Statistical efficiency of structured cpd estimation applied to Wiener-Hammerstein modeling
For researchers in nonlinear system identification, this work provides a statistically efficient method for estimating Wiener-Hammerstein models, though it is an incremental application of existing structured CPD algorithms.
This paper addresses the identification of nonlinear Wiener-Hammerstein systems using structured canonical polyadic decomposition (CPD) of Volterra kernels. The proposed estimators achieve mean-square error close to the Cramer-Rao bound in Monte Carlo simulations.
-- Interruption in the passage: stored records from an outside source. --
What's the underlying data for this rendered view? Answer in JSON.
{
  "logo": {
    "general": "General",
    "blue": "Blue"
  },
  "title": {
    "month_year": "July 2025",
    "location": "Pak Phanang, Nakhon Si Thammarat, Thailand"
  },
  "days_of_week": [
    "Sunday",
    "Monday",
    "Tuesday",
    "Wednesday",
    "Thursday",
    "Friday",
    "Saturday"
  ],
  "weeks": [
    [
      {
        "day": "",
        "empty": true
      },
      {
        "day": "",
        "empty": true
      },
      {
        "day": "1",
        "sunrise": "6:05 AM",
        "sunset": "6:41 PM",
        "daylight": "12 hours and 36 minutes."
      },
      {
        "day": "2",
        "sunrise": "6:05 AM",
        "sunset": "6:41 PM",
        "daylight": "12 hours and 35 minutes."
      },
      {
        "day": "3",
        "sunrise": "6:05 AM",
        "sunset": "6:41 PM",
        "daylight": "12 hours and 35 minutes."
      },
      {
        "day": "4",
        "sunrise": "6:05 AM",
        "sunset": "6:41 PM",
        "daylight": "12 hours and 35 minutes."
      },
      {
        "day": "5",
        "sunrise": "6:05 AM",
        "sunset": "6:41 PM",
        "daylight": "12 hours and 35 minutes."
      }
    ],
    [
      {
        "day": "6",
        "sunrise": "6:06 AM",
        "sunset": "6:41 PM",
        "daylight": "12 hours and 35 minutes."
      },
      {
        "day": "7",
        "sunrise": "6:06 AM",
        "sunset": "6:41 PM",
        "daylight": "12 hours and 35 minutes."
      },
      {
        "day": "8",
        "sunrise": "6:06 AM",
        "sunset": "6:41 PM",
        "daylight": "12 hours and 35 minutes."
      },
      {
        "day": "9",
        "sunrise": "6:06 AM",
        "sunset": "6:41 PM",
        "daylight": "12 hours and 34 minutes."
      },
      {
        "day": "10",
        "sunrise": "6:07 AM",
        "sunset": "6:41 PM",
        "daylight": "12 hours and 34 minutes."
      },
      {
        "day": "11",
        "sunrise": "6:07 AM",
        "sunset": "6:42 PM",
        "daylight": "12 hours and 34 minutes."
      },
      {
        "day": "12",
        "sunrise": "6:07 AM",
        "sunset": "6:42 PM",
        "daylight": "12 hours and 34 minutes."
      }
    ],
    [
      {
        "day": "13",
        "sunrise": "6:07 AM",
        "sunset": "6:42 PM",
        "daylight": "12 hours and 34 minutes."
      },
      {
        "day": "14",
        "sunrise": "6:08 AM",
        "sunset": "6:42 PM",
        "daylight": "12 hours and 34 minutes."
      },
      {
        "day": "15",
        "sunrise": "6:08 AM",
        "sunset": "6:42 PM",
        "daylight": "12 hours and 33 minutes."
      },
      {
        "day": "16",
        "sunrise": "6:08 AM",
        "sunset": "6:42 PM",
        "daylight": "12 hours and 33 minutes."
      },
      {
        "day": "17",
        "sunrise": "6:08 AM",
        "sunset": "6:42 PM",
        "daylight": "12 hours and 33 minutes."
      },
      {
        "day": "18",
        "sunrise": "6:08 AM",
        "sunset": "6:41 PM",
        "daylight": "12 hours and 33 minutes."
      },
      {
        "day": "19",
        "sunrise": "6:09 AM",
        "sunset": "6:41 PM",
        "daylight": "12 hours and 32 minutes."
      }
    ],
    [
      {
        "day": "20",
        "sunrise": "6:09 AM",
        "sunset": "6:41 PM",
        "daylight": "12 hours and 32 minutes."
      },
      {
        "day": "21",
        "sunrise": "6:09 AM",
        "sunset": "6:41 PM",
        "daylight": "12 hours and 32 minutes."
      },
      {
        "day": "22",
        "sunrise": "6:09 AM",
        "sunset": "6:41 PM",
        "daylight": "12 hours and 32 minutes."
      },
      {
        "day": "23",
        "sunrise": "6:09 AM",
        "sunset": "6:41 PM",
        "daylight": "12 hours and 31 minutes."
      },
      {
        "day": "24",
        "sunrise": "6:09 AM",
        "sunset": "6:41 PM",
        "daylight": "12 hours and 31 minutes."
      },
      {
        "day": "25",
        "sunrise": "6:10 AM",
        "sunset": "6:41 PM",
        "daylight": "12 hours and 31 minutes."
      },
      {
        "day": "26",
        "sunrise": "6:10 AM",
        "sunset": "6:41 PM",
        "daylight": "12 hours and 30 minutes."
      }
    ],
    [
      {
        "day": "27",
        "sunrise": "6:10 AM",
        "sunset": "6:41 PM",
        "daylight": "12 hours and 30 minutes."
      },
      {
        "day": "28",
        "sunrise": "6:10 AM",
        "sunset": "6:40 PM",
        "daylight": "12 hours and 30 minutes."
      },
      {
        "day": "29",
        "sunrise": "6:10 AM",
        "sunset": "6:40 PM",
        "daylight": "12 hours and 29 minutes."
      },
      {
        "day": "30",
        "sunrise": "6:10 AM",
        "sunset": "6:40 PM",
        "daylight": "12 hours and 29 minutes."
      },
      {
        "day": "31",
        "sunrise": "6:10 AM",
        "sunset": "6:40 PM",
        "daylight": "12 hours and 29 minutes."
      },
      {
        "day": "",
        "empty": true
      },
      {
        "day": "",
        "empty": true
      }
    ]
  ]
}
The computation of a structured canonical polyadic decomposition (CPD) is useful to address several important modeling problems in real-world applications. In this paper, we consider the identification of a nonlinear system by means of a Wiener-Hammerstein model, assuming a high-order Volterra kernel of that system has been previously estimated. Such a kernel, viewed as a tensor, admits a CPD with banded circulant factors which comprise the model parameters. To estimate them, we formulate specialized estimators based on recently proposed algorithms for the computation of structured CPDs. Then, considering the presence of additive white Gaussian noise, we derive a closed-form expression for the Cramer-Rao bound (CRB) associated with this estimation problem. Finally, we assess the statistical performance of the proposed estimators via Monte Carlo simulations, by comparing their mean-square error with the CRB.